If you would like to clone the repository, type "git clone https://github.com/kheller18/nba-sports-betting-ml.git". In the terminal, with the conda dev environment activated, install the following packages and dependencies before running the NBA Machine Learning application. To understand how to install these, refer to the Usage
-
csv - Used to store all of our data
-
Jupyter Lab - version 3.4.4 - Used to create and share documents that contain live code, equations, visualizations and narrative text.
-
pandas - For the analysis of NBA data.
-
pathlib - version 1.0.1 - This was used to locate through the directory or file path.
-
TensorFlow 2.0 - An end-to-end machine learning platform
-
Keras - Keras is a popular deep learning framework that serves as a high-level API for TensorFlow
-
Scikit-Learn - Tools for data predictions and analysis
-
NumPy - Package for scientific computing
After cloning the repository locally, you'll need to have the packages listed in Installation installed on your machine. To do so, you'll need to activate your conda dev environment and running the following commands:
```
pip install pandas
pip install jupyterlab
pip install --upgrade tensorflow
pip install -U scikit-learn
pip install numpy
```
After all of these are installed, please refer to the Deployment section for instructions on how to view or edit the notebook.
MIT License
Copyright (c) 2023 Keenan Heller | Olga Ortega | Audell Sabeti | Ariana Moreno | Rachel Hodson
Permission is hereby granted, free of charge, to any person obtaining a copy
of this software and associated documentation files (the "Software"), to deal
in the Software without restriction, including without limitation the rights
to use, copy, modify, merge, publish, distribute, sublicense, and/or sell
copies of the Software, and to permit persons to whom the Software is
furnished to do so, subject to the following conditions:
The above copyright notice and this permission notice shall be included in all
copies or substantial portions of the Software.

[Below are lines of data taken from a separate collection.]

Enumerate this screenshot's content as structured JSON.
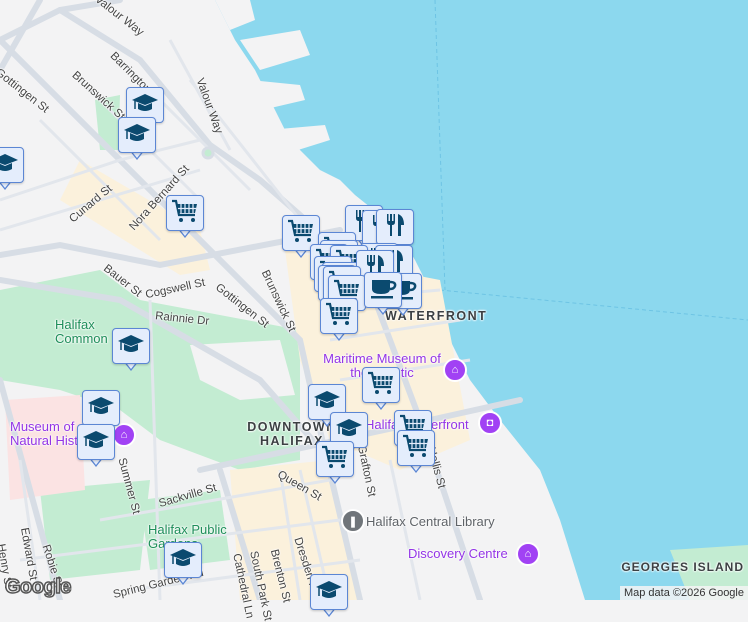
{
  "streets": {
    "valour_way_1": "Valour Way",
    "valour_way_2": "Valour Way",
    "gottingen_n": "Gottingen St",
    "barrington": "Barrington St",
    "brunswick_n": "Brunswick St",
    "cunard": "Cunard St",
    "nora_bernard": "Nora Bernard St",
    "bauer": "Bauer St",
    "cogswell": "Cogswell St",
    "gottingen_s": "Gottingen St",
    "brunswick_s": "Brunswick St",
    "rainnie": "Rainnie Dr",
    "summer": "Summer St",
    "sackville": "Sackville St",
    "queen": "Queen St",
    "robie": "Robie St",
    "edward": "Edward St",
    "henry": "Henry St",
    "spring_garden": "Spring Garden Rd",
    "brenton": "Brenton St",
    "dresden": "Dresden Row",
    "grafton": "Grafton St",
    "hollis": "Hollis St",
    "south_park": "South Park St",
    "cathedral": "Cathedral Ln"
  },
  "places": {
    "waterfront": "WATERFRONT",
    "downtown": "DOWNTOWN HALIFAX",
    "halifax_common": "Halifax Common",
    "maritime_museum": "Maritime Museum of the Atlantic",
    "museum_natural_history": "Museum of Natural History",
    "halifax_waterfront": "Halifax Waterfront",
    "central_library": "Halifax Central Library",
    "public_gardens": "Halifax Public Gardens",
    "discovery_centre": "Discovery Centre",
    "georges_island": "GEORGES ISLAND"
  },
  "footer": {
    "logo": "Google",
    "attribution": "Map data ©2026 Google"
  },
  "colors": {
    "water": "#8cd8ee",
    "land": "#f3f3f4",
    "park": "#c3ecd2",
    "commercial": "#fbf1dc",
    "marker_fill": "#e4edfc",
    "marker_border": "#5b86d4",
    "marker_icon": "#0b4a6f",
    "poi": "#a142f4"
  },
  "marker_types": [
    "graduation-cap-icon",
    "shopping-cart-icon",
    "restaurant-icon",
    "coffee-cup-icon"
  ]
}
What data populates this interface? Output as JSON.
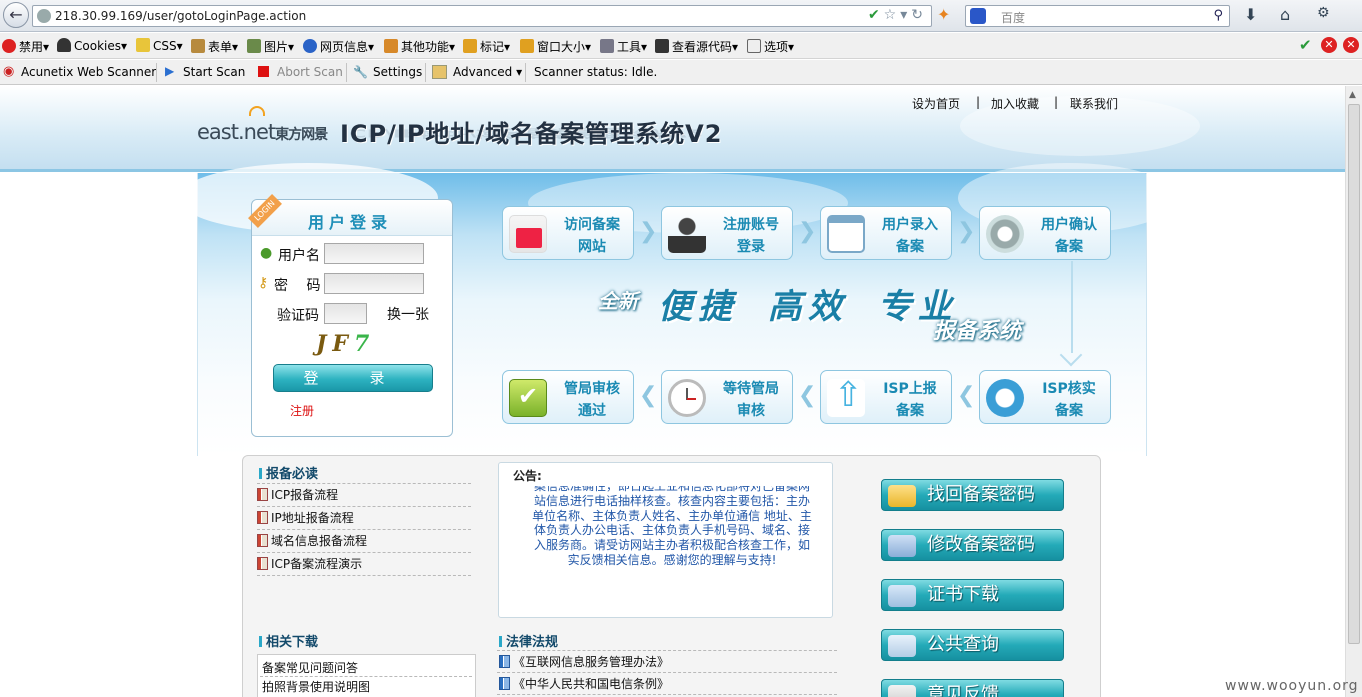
{
  "browser": {
    "url": "218.30.99.169/user/gotoLoginPage.action",
    "search_placeholder": "百度"
  },
  "webdev_toolbar": [
    "禁用",
    "Cookies",
    "CSS",
    "表单",
    "图片",
    "网页信息",
    "其他功能",
    "标记",
    "窗口大小",
    "工具",
    "查看源代码",
    "选项"
  ],
  "acunetix_bar": {
    "brand": "Acunetix Web Scanner",
    "start": "Start Scan",
    "abort": "Abort Scan",
    "settings": "Settings",
    "advanced": "Advanced",
    "status": "Scanner status: Idle."
  },
  "header": {
    "logo_en": "east.net",
    "logo_cn": "東方网景",
    "title": "ICP/IP地址/域名备案管理系统V2",
    "links": [
      "设为首页",
      "|",
      "加入收藏",
      "|",
      "联系我们"
    ]
  },
  "login": {
    "title": "用户登录",
    "tag": "LOGIN",
    "username_label": "用户名",
    "password_label": "密　 码",
    "captcha_label": "验证码",
    "refresh": "换一张",
    "captcha_text": "JF",
    "submit": "登　录",
    "register": "注册"
  },
  "flow": {
    "top": [
      {
        "line1": "访问备案",
        "line2": "网站"
      },
      {
        "line1": "注册账号",
        "line2": "登录"
      },
      {
        "line1": "用户录入",
        "line2": "备案"
      },
      {
        "line1": "用户确认",
        "line2": "备案"
      }
    ],
    "bottom": [
      {
        "line1": "管局审核",
        "line2": "通过"
      },
      {
        "line1": "等待管局",
        "line2": "审核"
      },
      {
        "line1": "ISP上报",
        "line2": "备案"
      },
      {
        "line1": "ISP核实",
        "line2": "备案"
      }
    ],
    "slogan_a": "全新",
    "slogan_b": "便捷 高效 专业",
    "slogan_c": "报备系统"
  },
  "must_read": {
    "title": "报备必读",
    "items": [
      "ICP报备流程",
      "IP地址报备流程",
      "域名信息报备流程",
      "ICP备案流程演示"
    ]
  },
  "notice": {
    "title": "公告:",
    "body": "案信息准确性，即日起工业和信息化部将对已备案网站信息进行电话抽样核查。核查内容主要包括：主办单位名称、主体负责人姓名、主办单位通信 地址、主体负责人办公电话、主体负责人手机号码、域名、接入服务商。请受访网站主办者积极配合核查工作，如实反馈相关信息。感谢您的理解与支持!"
  },
  "downloads": {
    "title": "相关下载",
    "items": [
      "备案常见问题问答",
      "拍照背景使用说明图"
    ]
  },
  "laws": {
    "title": "法律法规",
    "items": [
      "《互联网信息服务管理办法》",
      "《中华人民共和国电信条例》"
    ]
  },
  "side_buttons": [
    "找回备案密码",
    "修改备案密码",
    "证书下载",
    "公共查询",
    "意见反馈"
  ],
  "watermark": "www.wooyun.org",
  "colors": {
    "accent": "#1a8ab3",
    "button": "#24aab8",
    "register": "#dd1111"
  }
}
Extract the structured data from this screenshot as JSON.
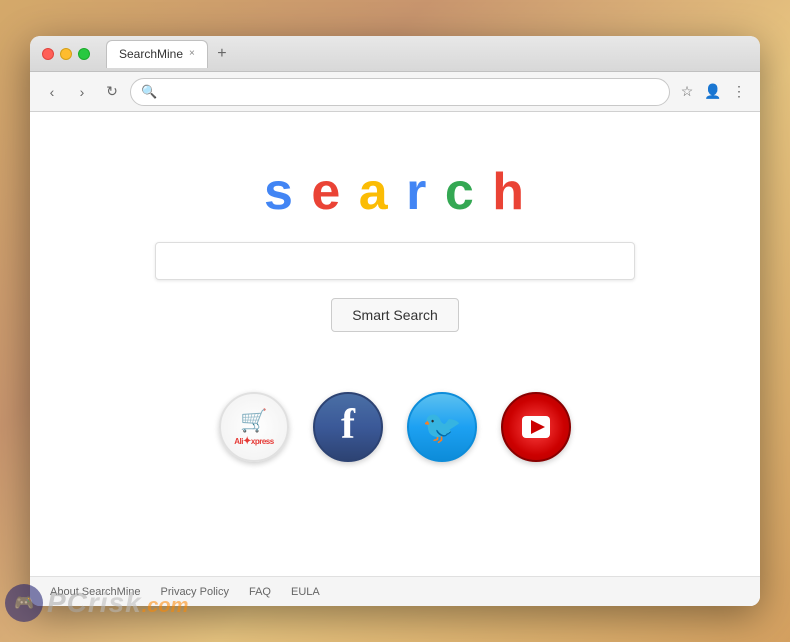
{
  "browser": {
    "tab_title": "SearchMine",
    "tab_close": "×",
    "tab_new": "+",
    "nav": {
      "back_label": "‹",
      "forward_label": "›",
      "refresh_label": "↻",
      "address_placeholder": "",
      "address_value": "",
      "bookmark_label": "☆",
      "profile_label": "👤",
      "menu_label": "⋮"
    }
  },
  "page": {
    "logo": {
      "s": "s",
      "e": "e",
      "a": "a",
      "r": "r",
      "c": "c",
      "h": "h"
    },
    "search_placeholder": "",
    "smart_search_label": "Smart Search",
    "shortcuts": [
      {
        "id": "aliexpress",
        "label": "AliExpress"
      },
      {
        "id": "facebook",
        "label": "Facebook"
      },
      {
        "id": "twitter",
        "label": "Twitter"
      },
      {
        "id": "youtube",
        "label": "YouTube"
      }
    ],
    "footer_links": [
      "About SearchMine",
      "Privacy Policy",
      "FAQ",
      "EULA"
    ]
  },
  "watermark": {
    "pcrisk": "PC",
    "text": "risk",
    "dotcom": ".com"
  }
}
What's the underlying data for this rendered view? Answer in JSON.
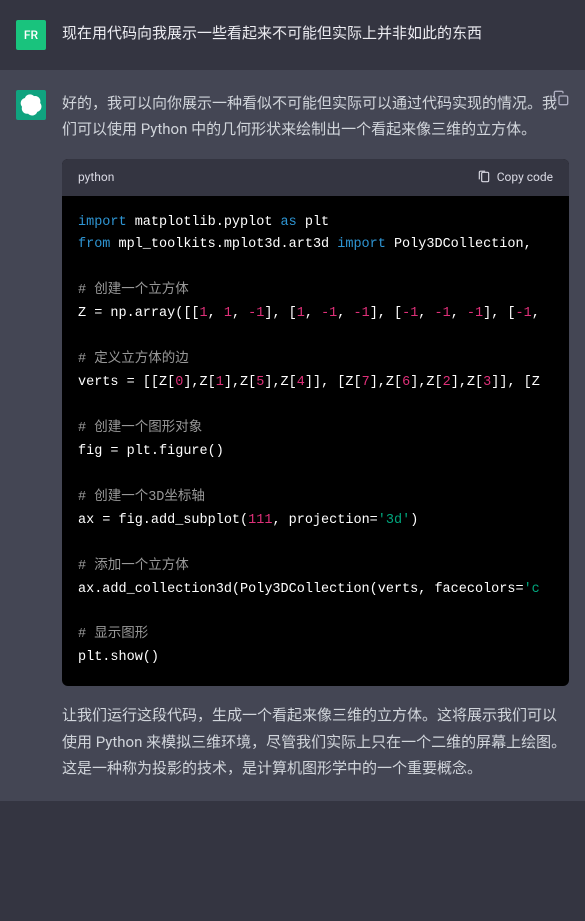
{
  "user": {
    "avatar_label": "FR",
    "message": "现在用代码向我展示一些看起来不可能但实际上并非如此的东西"
  },
  "assistant": {
    "intro": "好的，我可以向你展示一种看似不可能但实际可以通过代码实现的情况。我们可以使用 Python 中的几何形状来绘制出一个看起来像三维的立方体。",
    "outro": "让我们运行这段代码，生成一个看起来像三维的立方体。这将展示我们可以使用 Python 来模拟三维环境，尽管我们实际上只在一个二维的屏幕上绘图。这是一种称为投影的技术，是计算机图形学中的一个重要概念。"
  },
  "code_block": {
    "language": "python",
    "copy_label": "Copy code",
    "lines": {
      "l1_import": "import",
      "l1_rest": " matplotlib.pyplot ",
      "l1_as": "as",
      "l1_plt": " plt",
      "l2_from": "from",
      "l2_mod": " mpl_toolkits.mplot3d.art3d ",
      "l2_import": "import",
      "l2_names": " Poly3DCollection, ",
      "c1": "# 创建一个立方体",
      "l3_a": "Z = np.array([[",
      "l3_n1": "1",
      "l3_s1": ", ",
      "l3_n2": "1",
      "l3_s2": ", ",
      "l3_n3": "-1",
      "l3_s3": "], [",
      "l3_n4": "1",
      "l3_s4": ", ",
      "l3_n5": "-1",
      "l3_s5": ", ",
      "l3_n6": "-1",
      "l3_s6": "], [",
      "l3_n7": "-1",
      "l3_s7": ", ",
      "l3_n8": "-1",
      "l3_s8": ", ",
      "l3_n9": "-1",
      "l3_s9": "], [",
      "l3_n10": "-1",
      "l3_s10": ", ",
      "c2": "# 定义立方体的边",
      "l4_a": "verts = [[Z[",
      "l4_n1": "0",
      "l4_s1": "],Z[",
      "l4_n2": "1",
      "l4_s2": "],Z[",
      "l4_n3": "5",
      "l4_s3": "],Z[",
      "l4_n4": "4",
      "l4_s4": "]], [Z[",
      "l4_n5": "7",
      "l4_s5": "],Z[",
      "l4_n6": "6",
      "l4_s6": "],Z[",
      "l4_n7": "2",
      "l4_s7": "],Z[",
      "l4_n8": "3",
      "l4_s8": "]], [Z",
      "c3": "# 创建一个图形对象",
      "l5": "fig = plt.figure()",
      "c4": "# 创建一个3D坐标轴",
      "l6_a": "ax = fig.add_subplot(",
      "l6_n": "111",
      "l6_b": ", projection=",
      "l6_str": "'3d'",
      "l6_c": ")",
      "c5": "# 添加一个立方体",
      "l7_a": "ax.add_collection3d(Poly3DCollection(verts, facecolors=",
      "l7_str": "'c",
      "c6": "# 显示图形",
      "l8": "plt.show()"
    }
  }
}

THE SOFTWARE IS PROVIDED "AS IS", WITHOUT WARRANTY OF ANY KIND, EXPRESS OR
IMPLIED, INCLUDING BUT NOT LIMITED TO THE WARRANTIES OF MERCHANTABILITY,
FITNESS FOR A PARTICULAR PURPOSE AND NONINFRINGEMENT. IN NO EVENT SHALL THE
AUTHORS OR COPYRIGHT HOLDERS BE LIABLE FOR ANY CLAIM, DAMAGES OR OTHER
LIABILITY, WHETHER IN AN ACTION OF CONTRACT, TORT OR OTHERWISE, ARISING FROM,
OUT OF OR IN CONNECTION WITH THE SOFTWARE OR THE USE OR OTHER DEALINGS IN THE
SOFTWARE.
- There are currently no tests associated with this project.
- There is currently no live deployment of this notebook on a common server, but the user has the ability to run this notebook locally on their machine via:
Jupyter Lab
: Navigate to the root directory and type "jupyter lab NN_Win_Margin.ipynb" for the Moneyline models and "jupyter lab NN_Over_Under.ipynb" for Over/Under models.Google Colab
: For Moneyline models, open "GC_NN_Win_Margin.ipynb" and click "Open in Colab". For Over/Under models, open "GC_NN_Over_Under.ipynb" and click "Open in Colab".